In some way, I agree with the quote:

When I was 4, I turned my living room into a pachinko-style marble game.
When I was 8, I made a game in day care where players ran around a track. Think Monopoly.
When I was 12, I turned a moving box into a two-level dungeon crawl.
When I was 16, I took a trip to DigiPen in Seattle and decided that I did NOT want to be a videogame designer, laying to rest about 8 years of hypothetical contemplation on the world's greatest next Mario game/Fighting game/Stealth action game/RPG. I started creating sports (this included joining my college's rugby team, if you can believe it and I also play australian football competitively now).

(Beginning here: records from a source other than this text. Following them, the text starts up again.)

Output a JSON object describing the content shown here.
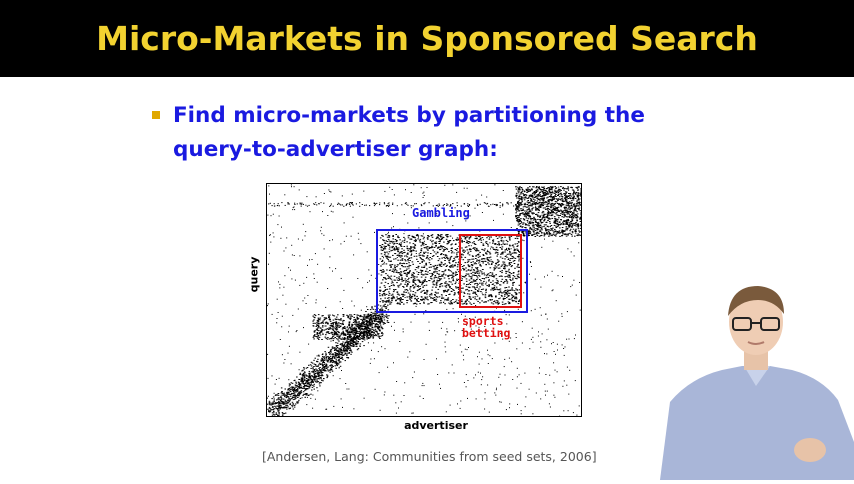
{
  "slide": {
    "title": "Micro-Markets in Sponsored Search",
    "bullet": "Find micro-markets by partitioning the query-to-advertiser graph:",
    "citation": "[Andersen, Lang: Communities from seed sets, 2006]"
  },
  "figure": {
    "y_axis_label": "query",
    "x_axis_label": "advertiser",
    "cluster_labels": {
      "gambling": "Gambling",
      "sports_betting_line1": "sports",
      "sports_betting_line2": "betting"
    }
  },
  "colors": {
    "title_bar": "#000000",
    "title_text": "#f2d230",
    "bullet_text": "#1a1ae0",
    "bullet_marker": "#e0a800",
    "gambling_box": "#1a1ae0",
    "sports_box": "#e01010",
    "shirt": "#a9b6d8"
  },
  "icons": {
    "bullet": "square-bullet"
  }
}
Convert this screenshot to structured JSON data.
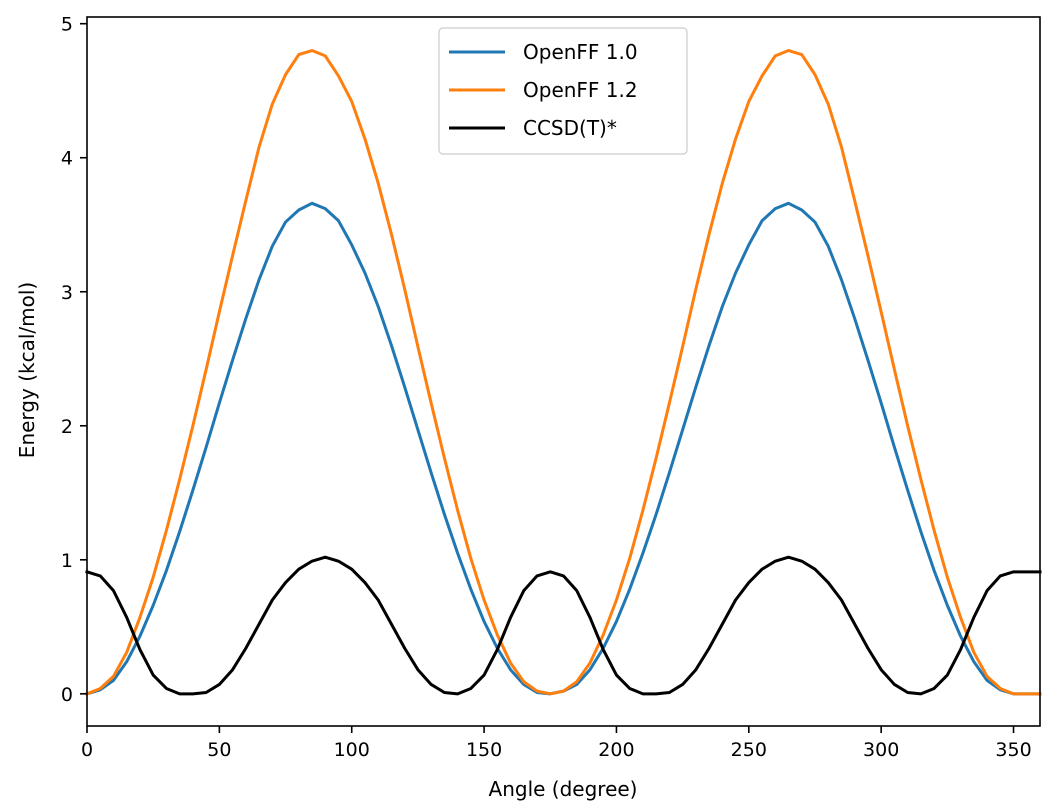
{
  "chart_data": {
    "type": "line",
    "xlabel": "Angle (degree)",
    "ylabel": "Energy (kcal/mol)",
    "xlim": [
      0,
      360
    ],
    "ylim": [
      -0.24,
      5.05
    ],
    "xticks": [
      0,
      50,
      100,
      150,
      200,
      250,
      300,
      350
    ],
    "yticks": [
      0,
      1,
      2,
      3,
      4,
      5
    ],
    "grid": false,
    "legend_position": "top-center",
    "x": [
      0,
      5,
      10,
      15,
      20,
      25,
      30,
      35,
      40,
      45,
      50,
      55,
      60,
      65,
      70,
      75,
      80,
      85,
      90,
      95,
      100,
      105,
      110,
      115,
      120,
      125,
      130,
      135,
      140,
      145,
      150,
      155,
      160,
      165,
      170,
      175,
      180,
      185,
      190,
      195,
      200,
      205,
      210,
      215,
      220,
      225,
      230,
      235,
      240,
      245,
      250,
      255,
      260,
      265,
      270,
      275,
      280,
      285,
      290,
      295,
      300,
      305,
      310,
      315,
      320,
      325,
      330,
      335,
      340,
      345,
      350,
      355,
      360
    ],
    "series": [
      {
        "name": "OpenFF 1.0",
        "color": "#1f77b4",
        "values": [
          0.0,
          0.03,
          0.1,
          0.24,
          0.43,
          0.66,
          0.92,
          1.21,
          1.52,
          1.84,
          2.17,
          2.49,
          2.8,
          3.09,
          3.34,
          3.52,
          3.61,
          3.66,
          3.62,
          3.53,
          3.35,
          3.14,
          2.89,
          2.6,
          2.29,
          1.97,
          1.65,
          1.34,
          1.05,
          0.78,
          0.54,
          0.34,
          0.18,
          0.07,
          0.01,
          0.0,
          0.02,
          0.07,
          0.18,
          0.34,
          0.54,
          0.78,
          1.05,
          1.34,
          1.65,
          1.97,
          2.29,
          2.6,
          2.89,
          3.14,
          3.35,
          3.53,
          3.62,
          3.66,
          3.61,
          3.52,
          3.34,
          3.09,
          2.8,
          2.49,
          2.17,
          1.84,
          1.52,
          1.21,
          0.92,
          0.66,
          0.43,
          0.24,
          0.1,
          0.03,
          0.0,
          0.0,
          0.0
        ]
      },
      {
        "name": "OpenFF 1.2",
        "color": "#ff7f0e",
        "values": [
          0.0,
          0.04,
          0.13,
          0.31,
          0.57,
          0.87,
          1.22,
          1.6,
          2.0,
          2.42,
          2.85,
          3.27,
          3.68,
          4.08,
          4.4,
          4.62,
          4.77,
          4.8,
          4.76,
          4.61,
          4.42,
          4.14,
          3.81,
          3.43,
          3.02,
          2.59,
          2.17,
          1.76,
          1.37,
          1.01,
          0.7,
          0.44,
          0.23,
          0.09,
          0.02,
          0.0,
          0.02,
          0.09,
          0.23,
          0.44,
          0.7,
          1.01,
          1.37,
          1.76,
          2.17,
          2.59,
          3.02,
          3.43,
          3.81,
          4.14,
          4.42,
          4.61,
          4.76,
          4.8,
          4.77,
          4.62,
          4.4,
          4.08,
          3.68,
          3.27,
          2.85,
          2.42,
          2.0,
          1.6,
          1.22,
          0.87,
          0.57,
          0.31,
          0.13,
          0.04,
          0.0,
          0.0,
          0.0
        ]
      },
      {
        "name": "CCSD(T)*",
        "color": "#000000",
        "values": [
          0.91,
          0.88,
          0.77,
          0.57,
          0.33,
          0.14,
          0.04,
          0.0,
          0.0,
          0.01,
          0.07,
          0.18,
          0.34,
          0.52,
          0.7,
          0.83,
          0.93,
          0.99,
          1.02,
          0.99,
          0.93,
          0.83,
          0.7,
          0.52,
          0.34,
          0.18,
          0.07,
          0.01,
          0.0,
          0.04,
          0.14,
          0.33,
          0.57,
          0.77,
          0.88,
          0.91,
          0.88,
          0.77,
          0.57,
          0.33,
          0.14,
          0.04,
          0.0,
          0.0,
          0.01,
          0.07,
          0.18,
          0.34,
          0.52,
          0.7,
          0.83,
          0.93,
          0.99,
          1.02,
          0.99,
          0.93,
          0.83,
          0.7,
          0.52,
          0.34,
          0.18,
          0.07,
          0.01,
          0.0,
          0.04,
          0.14,
          0.33,
          0.57,
          0.77,
          0.88,
          0.91,
          0.91,
          0.91
        ]
      }
    ]
  }
}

I made a new friend when I was 19 and we had three very viable games (two of them sports) by the time I was 21. Since then I have posted two not-so-great perfect information games on iggamecenter.com, and we continue to make games with a soccer ball and a wall whenever we find a new element.

I'm 23 now, and returning to the board game design vein (I still want to make the "next great field sport"). I'm just saying, I feel like I got my 10 sucky games out of the way early...and I still have sucky ideas.

You will get better over time. The moral of the quote is probably not to waste time thinking that one idea is going to be the lynchpin - hell, I think Knizia thinks of a different game to publish every week or so, and Teuber only ever hit the jackpot once (considering the multiple SdJ's, that's pretty nuts). Basically, if you want to design games, you have to design gameS.